Ainda de acordo com Saviani, no método que foi exposto acima, é possível perceber que a compreensão da prática social passa por uma alteração qualitativa, e paradoxalmente ela pode ser e/ou não ser a mesma. Ela é a mesma no sentido em que o tema extraído, o fenômeno estudado é o mesmo, na constituição do suporte e do contexto, no fundamento e na finalidade.E a prática social não é a mesma no sentido em que a postura do indivíduo em seu interior se modifica qualitativamente, (pretensamente o aluno do primeiro momento não será o aluno do quinto momento) devido à mediação do processo pedagógico, e como ser social ativo e real constituinte da prática social, esta se modificará qualitativamente com a ação do indivíduo, ficando evidente que esta transformação foi possível por sermos agentes sociais ativos. Com isso, Saviani conclui que a educação não age de modo direto e imediato, mas de modo indireto e mediato, em decorrência da sua própria natureza e especificidade, cujo produto não se separa do ato de produção e cuja ação acontece no plano dos conhecimentos, das idéias, dos conceitos, valores, atitudes, hábitos e símbolos. Uma vez que ele tem uma visão de educação como “atividade mediadora no seio da prática social global”. Desse modo, Saviani esclarece o motivo de ter tomado a prática social como ponto de partida e ponto de chegada, no método por ele elaborado e preconizado.

A escola tem que ser um espaço de ensino em que as opiniões, o saber popular, os palpites, as crenças e toda forma de conhecimento “por ouvir dizer” não se justificam. “É exigência da apropriação do conhecimento sistematizado por parte das novas gerações que torna necessária a existência da escola” (SAVIANI, 1997, p.19).

Este autor está convicto de que a essência do trabalho educativo, em qualquer contexto, resume-se no:

ato de produzir, direta e intencionalmente, em cada indivíduo singular, a humanidade que é produzida histórica e coletivamente pelo conjunto dos homens (...) O objeto da educação diz respeito, de um lado, à identificação dos elementos culturais que precisam ser assimilados pelos indivíduos da espécie humana para que eles se tornem humanos e, de outro lado e concomitantemente, à descoberta das formas mais adequadas para atingir esse objetivo (SAVIANI,1997, p.17).
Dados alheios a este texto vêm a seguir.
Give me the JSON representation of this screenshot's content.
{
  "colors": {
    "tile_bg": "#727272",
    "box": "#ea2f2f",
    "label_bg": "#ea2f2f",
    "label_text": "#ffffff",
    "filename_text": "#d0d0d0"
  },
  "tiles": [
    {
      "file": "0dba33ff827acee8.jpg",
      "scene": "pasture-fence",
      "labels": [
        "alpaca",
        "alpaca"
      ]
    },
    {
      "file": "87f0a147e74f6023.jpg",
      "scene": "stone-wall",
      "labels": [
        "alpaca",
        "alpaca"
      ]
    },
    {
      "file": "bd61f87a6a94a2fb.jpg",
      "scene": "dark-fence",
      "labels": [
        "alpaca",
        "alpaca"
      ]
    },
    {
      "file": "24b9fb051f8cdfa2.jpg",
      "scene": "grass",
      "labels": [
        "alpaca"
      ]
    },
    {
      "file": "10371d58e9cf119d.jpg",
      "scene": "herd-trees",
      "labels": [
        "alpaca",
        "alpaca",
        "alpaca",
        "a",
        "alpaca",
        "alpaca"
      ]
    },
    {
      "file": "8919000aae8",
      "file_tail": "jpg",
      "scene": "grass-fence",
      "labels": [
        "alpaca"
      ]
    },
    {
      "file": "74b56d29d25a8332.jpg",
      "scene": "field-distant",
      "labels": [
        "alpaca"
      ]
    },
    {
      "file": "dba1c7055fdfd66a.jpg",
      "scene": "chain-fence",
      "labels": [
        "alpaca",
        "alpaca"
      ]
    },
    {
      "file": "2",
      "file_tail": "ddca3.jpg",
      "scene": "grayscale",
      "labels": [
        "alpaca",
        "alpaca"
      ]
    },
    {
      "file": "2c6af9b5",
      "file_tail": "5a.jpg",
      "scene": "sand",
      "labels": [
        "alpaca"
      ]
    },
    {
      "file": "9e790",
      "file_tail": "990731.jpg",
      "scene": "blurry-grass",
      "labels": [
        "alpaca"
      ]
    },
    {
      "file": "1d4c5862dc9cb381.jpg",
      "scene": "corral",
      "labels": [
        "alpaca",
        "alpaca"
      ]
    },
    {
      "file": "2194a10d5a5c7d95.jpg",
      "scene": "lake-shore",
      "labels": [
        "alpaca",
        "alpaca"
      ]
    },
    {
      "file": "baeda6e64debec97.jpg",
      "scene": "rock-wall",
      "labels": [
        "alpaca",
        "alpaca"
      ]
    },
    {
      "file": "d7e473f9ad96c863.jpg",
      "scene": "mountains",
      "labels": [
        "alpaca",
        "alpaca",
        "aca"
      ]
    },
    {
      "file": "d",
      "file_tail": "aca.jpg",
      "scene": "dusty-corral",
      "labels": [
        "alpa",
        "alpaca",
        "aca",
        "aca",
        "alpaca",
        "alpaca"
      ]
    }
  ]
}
Sobre o ensino de automatismos na escola, Saviani considera justa a crítica feita pela Escola Nova, quando esta considerava que os conteúdos trabalhados pelo Ensino Tradicional, por falta de uma visão teleológica, se tornavam vazios sem um objetivo aparente de estarem sendo estudados. Porém, no processo de se desligar dessa transmissão mecânica dos conteúdos, a Escola Nova radicalizou ao considerar toda transmissão de conteúdos como mecânica e a utilização de qualquer mecanismo como anticriativa, acusando o automatismo de tolher a liberdade dos educandos; no entanto, Saviani assevera que a aquisição de automatismos é condição da própria liberdade “e que não é possível ser criativo sem dominar determinados mecanismos” (SAVIANI, 1997, p.23). Portanto, o automatismo não deve ser identificado com automatização ou robotização do ser humano e acrescenta que o domínio de certos mecanismos é condição para que a liberdade possa aflorar.

Só haverá criatividade, quando se domina um sem-número de automatismos indispensáveis à economia da ação e do pensamento. Assim, por exemplo, para se aprender a dirigir um automóvel é preciso repetir constantemente os mesmos atos até se familiarizar com eles. Saviani assevera que exatamente quando se atinge o automatismo, é quando se tem a oportunidade de exercer efetivamente com liberdade uma determinada atividade.

Conforme reitera Vale: a afirmação valeria, por exemplo, para a aprendizagem de um instrumento musical ou no caso da aprendizagem da leitura e da escrita. Na alfabetização, quando se adquire um habitus, uma ação irreversível, que permitirá aos escritores e aos leitores produzirem textos sem precisar, a cada frase, imaginar a existência de letras, sílabas e palavras.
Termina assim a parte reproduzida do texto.